Mediators’ levels were found to decrease with increasing central macular thickness in this study, although not significantly except for Eotaxin. This could be attributed to either small sample size or this could be related to the anti-inflammatory mechanisms triggered by retinal cells in response to excessive stretching of retinal layers by accumulated intraretinal fluid, trying to halt the continuous release of mediators to prevent further damage to the retina.

This study has some limitations, such as small sample size and absence of some clinical parameters such as hypertension, lipid profile and HbA1c levels due to lack or uncertain data provided by the patients, also poor compliance and financial status of patients. Cataract was also not included as a parameter in the study group due to different types and shapes that is evaluated subjectively; instead final visual acuity was taken as a relatively better objective reproducible way for correlation with mediators. However, this study is the first on Egyptian population.
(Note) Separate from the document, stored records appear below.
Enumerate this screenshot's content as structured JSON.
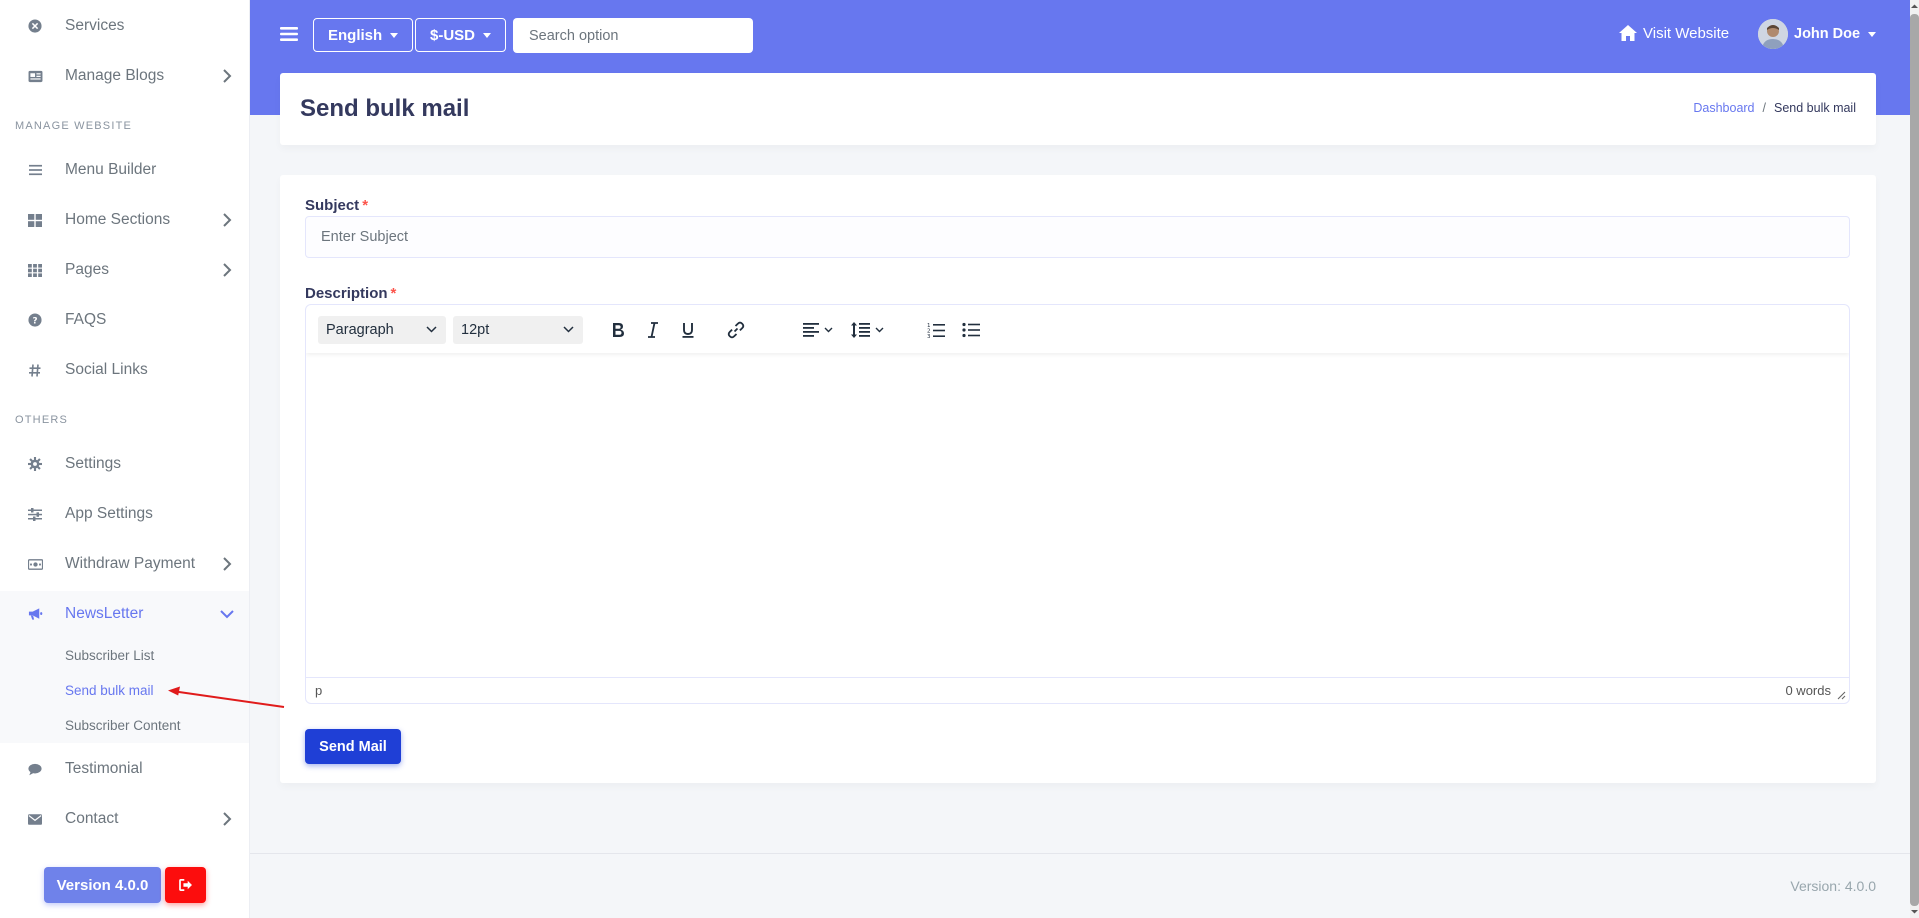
{
  "sidebar": {
    "items": [
      {
        "label": "Services",
        "icon": "times-circle-icon"
      },
      {
        "label": "Manage Blogs",
        "icon": "newspaper-icon"
      },
      {
        "label": "Menu Builder",
        "icon": "bars-icon"
      },
      {
        "label": "Home Sections",
        "icon": "grid-icon"
      },
      {
        "label": "Pages",
        "icon": "th-icon"
      },
      {
        "label": "FAQS",
        "icon": "question-circle-icon"
      },
      {
        "label": "Social Links",
        "icon": "hashtag-icon"
      },
      {
        "label": "Settings",
        "icon": "cog-icon"
      },
      {
        "label": "App Settings",
        "icon": "sliders-icon"
      },
      {
        "label": "Withdraw Payment",
        "icon": "money-icon"
      },
      {
        "label": "NewsLetter",
        "icon": "bullhorn-icon"
      },
      {
        "label": "Testimonial",
        "icon": "comment-icon"
      },
      {
        "label": "Contact",
        "icon": "envelope-icon"
      }
    ],
    "headers": {
      "manage_website": "MANAGE WEBSITE",
      "others": "OTHERS"
    },
    "newsletter_sub": [
      {
        "label": "Subscriber List"
      },
      {
        "label": "Send bulk mail"
      },
      {
        "label": "Subscriber Content"
      }
    ],
    "version_label": "Version 4.0.0"
  },
  "topbar": {
    "language": "English",
    "currency": "$-USD",
    "search_placeholder": "Search option",
    "visit_website": "Visit Website",
    "user_name": "John Doe"
  },
  "header": {
    "title": "Send bulk mail",
    "breadcrumb": [
      "Dashboard",
      "Send bulk mail"
    ]
  },
  "form": {
    "subject_label": "Subject",
    "subject_placeholder": "Enter Subject",
    "description_label": "Description",
    "required_mark": "*",
    "editor": {
      "block_format": "Paragraph",
      "font_size": "12pt",
      "status_path": "p",
      "word_count": "0 words"
    },
    "submit_label": "Send Mail"
  },
  "footer": {
    "version": "Version: 4.0.0"
  },
  "colors": {
    "primary": "#6777ef",
    "send_button": "#1f3fd6",
    "logout_button": "#fc0d0d",
    "required": "#fc544b",
    "annotation_arrow": "#e01b1b"
  }
}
Besides, a point of novelty in our study was that all cases were naïve DMO on contrary to many previous studies that included mixed status of DMO.

Conclusions

In conclusion, inflammatory process and mediators could be a part of DMO beside angiogenesis mediated by VEGF. This is supported by high levels of MCP-1, IL-8, IP-10 and Eotaxin, in addition to low level of protective mediators like IL-1ra. Further investigations are needed trying to find a pathway to be blocked in DMO not responding to VEGF, or even to work beside VEGF.